Ironman-Weltmeister über Anti-Doping-Kampf: „Fehler im System“

Der zweimalige Ironman-Weltmeister Patrick Lange fordert im weltweiten Anti-Doping-Kampf einen radikalen Schnitt.

Der 32-jährige Deutsche könne sich beispielsweise vorstellen, „die Meldepflichten nicht an den Verband, sondern Ergebnisse der Proben gleich an ein unabhängiges Institut“ zu geben. Lange bezeichnet das übliche Vorgehen nämlich als „signifikanten Fehler im System“, der die große Gefahr berge, „dass etwas vertuscht wird. Daher fände ich eine unabhängige Institution besser, die dann auch die Urteile ausspricht“, sagte Lange der Frankfurter Rundschau .

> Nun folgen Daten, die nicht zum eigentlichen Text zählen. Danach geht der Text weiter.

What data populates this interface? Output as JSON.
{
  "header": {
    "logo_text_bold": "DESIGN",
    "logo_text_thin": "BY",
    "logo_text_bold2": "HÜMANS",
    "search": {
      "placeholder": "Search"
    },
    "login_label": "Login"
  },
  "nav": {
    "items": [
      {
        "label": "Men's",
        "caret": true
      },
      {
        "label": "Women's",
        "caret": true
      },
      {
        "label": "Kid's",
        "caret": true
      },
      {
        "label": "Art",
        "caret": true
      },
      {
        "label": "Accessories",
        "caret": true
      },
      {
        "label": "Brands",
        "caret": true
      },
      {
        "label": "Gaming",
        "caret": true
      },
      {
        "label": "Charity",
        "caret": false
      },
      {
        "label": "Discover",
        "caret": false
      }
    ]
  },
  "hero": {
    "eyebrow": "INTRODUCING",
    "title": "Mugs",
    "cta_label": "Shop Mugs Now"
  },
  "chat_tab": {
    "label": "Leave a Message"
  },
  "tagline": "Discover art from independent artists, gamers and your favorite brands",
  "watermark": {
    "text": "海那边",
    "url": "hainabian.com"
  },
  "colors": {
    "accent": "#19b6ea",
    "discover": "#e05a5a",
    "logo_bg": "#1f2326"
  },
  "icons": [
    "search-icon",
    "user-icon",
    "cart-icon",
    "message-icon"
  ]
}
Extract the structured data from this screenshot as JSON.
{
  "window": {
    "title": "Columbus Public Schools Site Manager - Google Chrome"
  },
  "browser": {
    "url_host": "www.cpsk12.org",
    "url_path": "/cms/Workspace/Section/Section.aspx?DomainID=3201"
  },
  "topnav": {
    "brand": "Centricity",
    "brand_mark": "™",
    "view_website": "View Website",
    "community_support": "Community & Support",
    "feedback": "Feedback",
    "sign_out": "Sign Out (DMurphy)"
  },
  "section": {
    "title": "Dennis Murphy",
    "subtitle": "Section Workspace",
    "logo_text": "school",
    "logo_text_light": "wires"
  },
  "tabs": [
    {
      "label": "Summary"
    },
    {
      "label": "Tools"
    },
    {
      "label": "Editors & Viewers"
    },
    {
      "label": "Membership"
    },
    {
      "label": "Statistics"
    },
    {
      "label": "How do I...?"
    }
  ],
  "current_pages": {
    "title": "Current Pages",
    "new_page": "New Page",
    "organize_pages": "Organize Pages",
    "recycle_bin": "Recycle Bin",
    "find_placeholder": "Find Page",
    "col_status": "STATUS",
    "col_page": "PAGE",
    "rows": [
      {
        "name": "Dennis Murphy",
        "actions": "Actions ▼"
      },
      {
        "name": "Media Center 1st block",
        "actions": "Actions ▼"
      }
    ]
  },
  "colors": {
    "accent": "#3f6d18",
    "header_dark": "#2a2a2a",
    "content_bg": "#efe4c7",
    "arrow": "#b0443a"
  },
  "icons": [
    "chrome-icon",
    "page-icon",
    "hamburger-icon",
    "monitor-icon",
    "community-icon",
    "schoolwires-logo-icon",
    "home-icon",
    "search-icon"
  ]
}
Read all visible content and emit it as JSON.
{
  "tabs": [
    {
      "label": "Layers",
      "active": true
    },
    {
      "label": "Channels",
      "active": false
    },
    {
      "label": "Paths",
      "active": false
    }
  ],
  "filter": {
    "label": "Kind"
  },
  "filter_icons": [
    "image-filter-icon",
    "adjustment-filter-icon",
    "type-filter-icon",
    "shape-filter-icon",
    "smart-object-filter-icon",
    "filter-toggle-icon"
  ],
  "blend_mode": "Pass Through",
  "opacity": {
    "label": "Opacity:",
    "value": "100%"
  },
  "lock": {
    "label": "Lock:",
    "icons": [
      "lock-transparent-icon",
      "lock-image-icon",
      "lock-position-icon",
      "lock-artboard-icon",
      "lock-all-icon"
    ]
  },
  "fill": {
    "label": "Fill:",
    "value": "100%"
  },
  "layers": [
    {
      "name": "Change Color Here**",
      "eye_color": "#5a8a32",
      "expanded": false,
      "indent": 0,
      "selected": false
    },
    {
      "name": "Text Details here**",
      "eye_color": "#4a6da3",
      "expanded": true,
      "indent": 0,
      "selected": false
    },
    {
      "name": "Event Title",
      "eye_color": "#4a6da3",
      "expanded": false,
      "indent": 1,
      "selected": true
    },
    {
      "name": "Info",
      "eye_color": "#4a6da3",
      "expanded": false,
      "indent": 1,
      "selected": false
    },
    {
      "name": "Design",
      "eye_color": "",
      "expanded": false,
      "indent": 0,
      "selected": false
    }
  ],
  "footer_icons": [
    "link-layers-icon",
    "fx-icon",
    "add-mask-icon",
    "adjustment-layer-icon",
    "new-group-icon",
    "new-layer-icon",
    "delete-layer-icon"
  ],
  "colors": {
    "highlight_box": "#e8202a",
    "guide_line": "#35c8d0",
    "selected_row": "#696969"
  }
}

Nach dem Dopingskandal bei der Nordischen Ski-WM in Seefeld und den Enthüllungen rund um den Erfurter Arzt Mark S. hatte eine Spur bis nach Hawaii geführt - offenbar soll allerdings nicht die Ironman-WM, sondern der Honolulu-Marathon betroffen sein. Wo auch immer Doper entlarvt werden, im Spitzensport sollte für sie laut Lange kein Platz mehr sein.

„Solche Menschen gehören lebenslang aus dem Sport verbannt. Ich stehe dafür, dass jemand, der so wissentlich betrügt, einfach nicht mehr in den Sport gehört“, sagte der Wahl-Salzburger, der klarstellte, „dass die im Triathlon aufgeflogenen schwarzen Schafe bei uns äußerst geächtet sind“.